Today, the dames pipi number barely a dozen, mostly older women who are immigrants from places like Guinea, Togo and Vietnam. And, unless they win a lawsuit to get back their jobs, they will be a casualty of the city’s effort to turn the public bathrooms into moneymaking ventures.
This summer, the city government contracted with the French subsidiary of a toilet company based in the Netherlands with the name 2theloo.
The women who once tended the free toilets have not been given jobs in the redone lavatories.
“The work was hard, but it was my job” said Pham Tai Doa, 65, who has worked as a dame pipi for 15 of the 25 years since she arrived in France from Vietnam.
With her comrades, Ms. Doa now spends part of every day at a protest a few meters from the now- shuttered toilet she once cleaned at the foot of the SacréCoeur Basilica that sits atop the Montmartre neighborhood.

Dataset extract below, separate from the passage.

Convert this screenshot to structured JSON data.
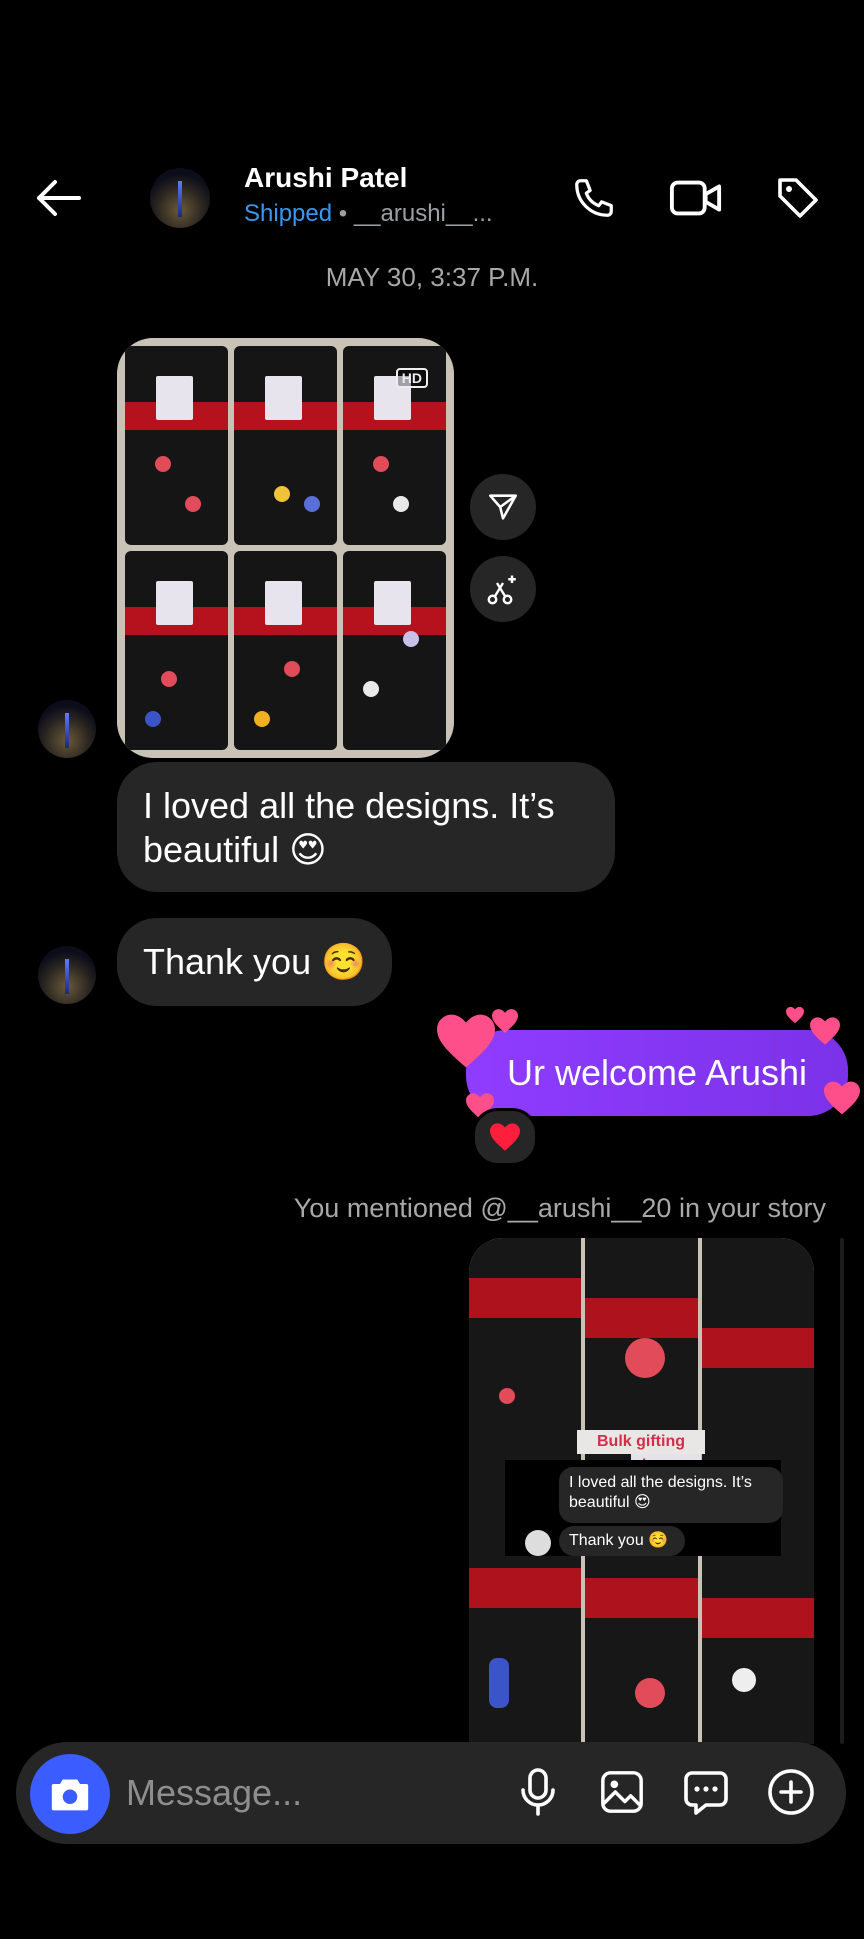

The new toilets that have opened near the Louvre, which sell toilet paper in neon orange and fuchsia colors, cost 1.50 euros, or about $1.70, for each use.
According to Sarivo’s lawyer, Paul Coeffard, the women do not have the qualifications to care for the upgraded public toilets.
He said the people who work for Sarivo are “salespeople who must be up on the rules of French elegance and also the rules of elegance for foreign clients.”
But the dames pipi say they believe they are being pushed out because they are older women, are unglamorous and belong to a union. With the help of their union, Force Ouvrière, they are suing for two months’ back pay — the time since they were notified they had been let go — and the reinstatement of their jobs.
“There were the regulars, who were nice with us, who knew us,” said Gabrielle Adams, a Togolese cleaner who worked for 29 years in the Paris toilets. She recalled how much she had loved her post at the Church of the Madeleine.
“The mosaics, Art Deco, the windows, it was all so beautiful,” she said. “The tourists would come and they would not leave without photographing it.”